In his role of public puppeteer, Moore wouldn't let us blame industry, which is largely responsible for most of the poisons and environmental destruction, or governments, supposedly in charge of restraining them.
That would be dangerous; they might, at some point, have to clean up their act. And, I'll venture that he sees nothing wrong with the privatization of wind and solar power - as if companies own the sun!
Who demanded pollution-belching automobiles anyway? Or frankenfoods? Or sweetsie-cola? Or advertising for that matter?
Individuals didn't create the markets. Mass consumerism was manufactured, and foisted on us, by the marketing departments of private tyrannies, also known as corporations.
Because they are publicly unaccountable and promote organized greed over conscience, corporations are morally indefensible.
We've been coerced by propaganda, despite a subjective sense of freedom, to accept the corporatist agenda. We are controlled by anti-democratic institutions, dominated by a few politico-corporate elites, who make all of the important socio-environmental decisions.
In this post-human society, we don't need the pious platitudes of political correctness.
What's required are more imaginative writers who don't blame the exploited, but who encourage the populace to organize themselves for eco-social justice, through legitimate democracy, which may well be the only process capable of ensuring human survival.

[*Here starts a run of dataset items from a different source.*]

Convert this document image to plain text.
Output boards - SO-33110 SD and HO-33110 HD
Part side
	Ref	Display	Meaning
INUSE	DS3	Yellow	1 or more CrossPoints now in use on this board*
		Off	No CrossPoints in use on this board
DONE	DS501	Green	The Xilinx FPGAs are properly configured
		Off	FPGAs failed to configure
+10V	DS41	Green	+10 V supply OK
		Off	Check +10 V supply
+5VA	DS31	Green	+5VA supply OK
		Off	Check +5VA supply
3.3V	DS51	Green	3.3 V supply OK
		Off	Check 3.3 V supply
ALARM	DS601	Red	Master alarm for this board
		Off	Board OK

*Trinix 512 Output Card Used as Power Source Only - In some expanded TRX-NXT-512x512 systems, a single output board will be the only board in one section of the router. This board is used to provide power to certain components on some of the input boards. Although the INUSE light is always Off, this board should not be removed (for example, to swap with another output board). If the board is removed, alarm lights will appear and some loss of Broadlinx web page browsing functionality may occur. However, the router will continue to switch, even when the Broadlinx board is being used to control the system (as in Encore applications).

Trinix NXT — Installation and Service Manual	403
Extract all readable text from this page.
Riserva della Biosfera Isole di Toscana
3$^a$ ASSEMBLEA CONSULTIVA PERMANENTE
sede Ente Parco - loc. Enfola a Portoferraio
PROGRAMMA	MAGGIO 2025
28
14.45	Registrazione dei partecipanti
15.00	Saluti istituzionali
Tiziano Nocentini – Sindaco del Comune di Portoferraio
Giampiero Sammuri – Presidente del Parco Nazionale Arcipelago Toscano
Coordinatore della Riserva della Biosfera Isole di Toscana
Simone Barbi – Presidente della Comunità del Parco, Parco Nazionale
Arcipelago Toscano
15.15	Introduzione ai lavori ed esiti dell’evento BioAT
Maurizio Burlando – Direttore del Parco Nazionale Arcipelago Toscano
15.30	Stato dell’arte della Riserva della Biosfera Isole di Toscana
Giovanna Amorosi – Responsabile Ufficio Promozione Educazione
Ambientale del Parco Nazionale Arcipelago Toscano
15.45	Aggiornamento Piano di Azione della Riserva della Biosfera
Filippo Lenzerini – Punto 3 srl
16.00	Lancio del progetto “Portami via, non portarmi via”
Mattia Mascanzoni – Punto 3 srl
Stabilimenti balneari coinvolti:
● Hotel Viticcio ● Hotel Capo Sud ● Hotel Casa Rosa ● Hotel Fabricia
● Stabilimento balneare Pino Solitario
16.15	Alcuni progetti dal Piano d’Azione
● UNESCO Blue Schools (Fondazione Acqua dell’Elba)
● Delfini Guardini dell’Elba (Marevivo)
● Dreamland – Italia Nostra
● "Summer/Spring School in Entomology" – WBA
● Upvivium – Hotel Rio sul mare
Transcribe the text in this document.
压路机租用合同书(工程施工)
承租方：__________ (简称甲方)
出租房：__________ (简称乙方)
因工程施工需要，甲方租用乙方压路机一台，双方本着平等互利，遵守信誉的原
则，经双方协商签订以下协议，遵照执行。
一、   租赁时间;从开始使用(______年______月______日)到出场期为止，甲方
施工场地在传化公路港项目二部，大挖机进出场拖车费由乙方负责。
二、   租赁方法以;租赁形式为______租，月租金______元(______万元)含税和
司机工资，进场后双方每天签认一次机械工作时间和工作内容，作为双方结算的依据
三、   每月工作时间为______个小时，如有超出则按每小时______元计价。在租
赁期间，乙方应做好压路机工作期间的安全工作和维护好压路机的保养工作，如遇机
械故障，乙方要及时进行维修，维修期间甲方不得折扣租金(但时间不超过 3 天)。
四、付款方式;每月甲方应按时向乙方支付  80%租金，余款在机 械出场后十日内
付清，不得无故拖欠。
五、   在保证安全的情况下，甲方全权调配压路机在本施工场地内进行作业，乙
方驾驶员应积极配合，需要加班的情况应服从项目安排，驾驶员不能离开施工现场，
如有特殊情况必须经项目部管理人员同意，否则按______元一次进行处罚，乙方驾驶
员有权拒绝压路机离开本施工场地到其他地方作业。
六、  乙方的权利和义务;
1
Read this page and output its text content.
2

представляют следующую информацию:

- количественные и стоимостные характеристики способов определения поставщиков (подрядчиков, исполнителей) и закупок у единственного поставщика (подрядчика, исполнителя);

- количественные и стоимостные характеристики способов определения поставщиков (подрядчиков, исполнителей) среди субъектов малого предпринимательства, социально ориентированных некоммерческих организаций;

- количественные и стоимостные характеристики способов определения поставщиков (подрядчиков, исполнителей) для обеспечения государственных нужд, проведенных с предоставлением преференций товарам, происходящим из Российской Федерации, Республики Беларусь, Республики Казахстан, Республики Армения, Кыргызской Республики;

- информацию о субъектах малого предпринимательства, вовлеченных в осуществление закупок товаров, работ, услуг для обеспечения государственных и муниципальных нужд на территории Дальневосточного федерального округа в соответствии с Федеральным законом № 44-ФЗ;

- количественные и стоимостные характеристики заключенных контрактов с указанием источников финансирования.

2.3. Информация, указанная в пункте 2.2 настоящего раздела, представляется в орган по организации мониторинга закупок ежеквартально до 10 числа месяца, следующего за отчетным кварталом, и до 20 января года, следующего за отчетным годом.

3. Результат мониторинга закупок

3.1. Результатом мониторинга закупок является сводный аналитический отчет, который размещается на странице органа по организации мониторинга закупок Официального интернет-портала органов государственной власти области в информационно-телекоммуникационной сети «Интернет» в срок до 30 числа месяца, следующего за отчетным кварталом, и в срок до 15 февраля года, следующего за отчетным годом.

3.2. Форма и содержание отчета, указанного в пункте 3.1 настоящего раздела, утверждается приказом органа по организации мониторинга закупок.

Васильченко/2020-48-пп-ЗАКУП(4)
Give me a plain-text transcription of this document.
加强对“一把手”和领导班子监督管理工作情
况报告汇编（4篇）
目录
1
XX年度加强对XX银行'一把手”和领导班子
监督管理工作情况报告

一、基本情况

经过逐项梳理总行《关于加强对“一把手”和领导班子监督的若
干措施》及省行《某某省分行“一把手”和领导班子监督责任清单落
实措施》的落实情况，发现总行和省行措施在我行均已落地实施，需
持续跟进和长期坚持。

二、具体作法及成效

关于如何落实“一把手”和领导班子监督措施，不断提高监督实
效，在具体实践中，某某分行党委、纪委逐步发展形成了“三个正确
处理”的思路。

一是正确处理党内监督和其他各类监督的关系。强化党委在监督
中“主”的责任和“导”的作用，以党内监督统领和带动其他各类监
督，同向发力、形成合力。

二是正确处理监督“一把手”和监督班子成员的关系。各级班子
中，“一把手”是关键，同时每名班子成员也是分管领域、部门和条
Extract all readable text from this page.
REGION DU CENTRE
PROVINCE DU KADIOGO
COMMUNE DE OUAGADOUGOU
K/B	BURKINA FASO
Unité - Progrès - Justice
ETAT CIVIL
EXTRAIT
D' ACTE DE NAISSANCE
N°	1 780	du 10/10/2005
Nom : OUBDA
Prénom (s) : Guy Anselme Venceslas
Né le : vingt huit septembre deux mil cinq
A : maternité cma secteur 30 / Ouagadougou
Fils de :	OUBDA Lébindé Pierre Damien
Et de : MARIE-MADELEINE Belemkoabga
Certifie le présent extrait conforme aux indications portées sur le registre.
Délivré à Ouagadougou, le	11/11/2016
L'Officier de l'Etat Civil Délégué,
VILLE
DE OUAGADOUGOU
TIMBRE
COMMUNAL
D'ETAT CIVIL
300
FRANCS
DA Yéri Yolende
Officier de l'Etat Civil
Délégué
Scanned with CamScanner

Holy Spirit ignored in priest transfer
Re: Transferring priests
On Sunday April 29, on the occasion of our granddaughter's First Communion, my wife and I (unilingual anglophones) attended the francophone Mass at St. Vital Parish in Beaumont.
At the end of the Mass, the resident priest, Father Brabant, announced that he was being transferred to Fort Saskatchewan, an anglophone parish, I presume, and was being replaced by Father Laporte, a unilingual anglophone priest.
I do not presume to know the criteria on which these transfers are based. But it seems cavalier and illogical to move a bilingual priest to a unilingual anglophone parish and replace him with a unilingual anglophone priest in a bilingual parish.
It also shows a certain amount of disregard for the francophone parishioners.
Finally, I do know one thing for certain, common sense and the guiding light of the Holy Spirit were not present when the above decision was made.
Dr. M.I. DeAbreu
Pay attention to soul power
I read the article "Pro-lifers told to go graphic" (WCR, May 14) by staff writer Ramon Gonzalez commenting on Gregg Cunningham's approach.
He said, "The pro-life movement in North America is losing ground on almost every front and must re-invent itself to make a real difference."
Of course you pro-lifers have been comparing an animal with an animal.
God places a soul in each human being at conception. Not so, some may say. If not so, then the fetus is an animal. So what is your big problem?
Have you not heard in the Bible how John the Baptist leapt for joy in Elizabeth's womb when Jesus the fetus was only a few days old? Have you never heard of the Immaculate Conception?
For those who cannot separate the soul from the body, have you never heard of the Resurrection?
Get your act together you so-called Christians.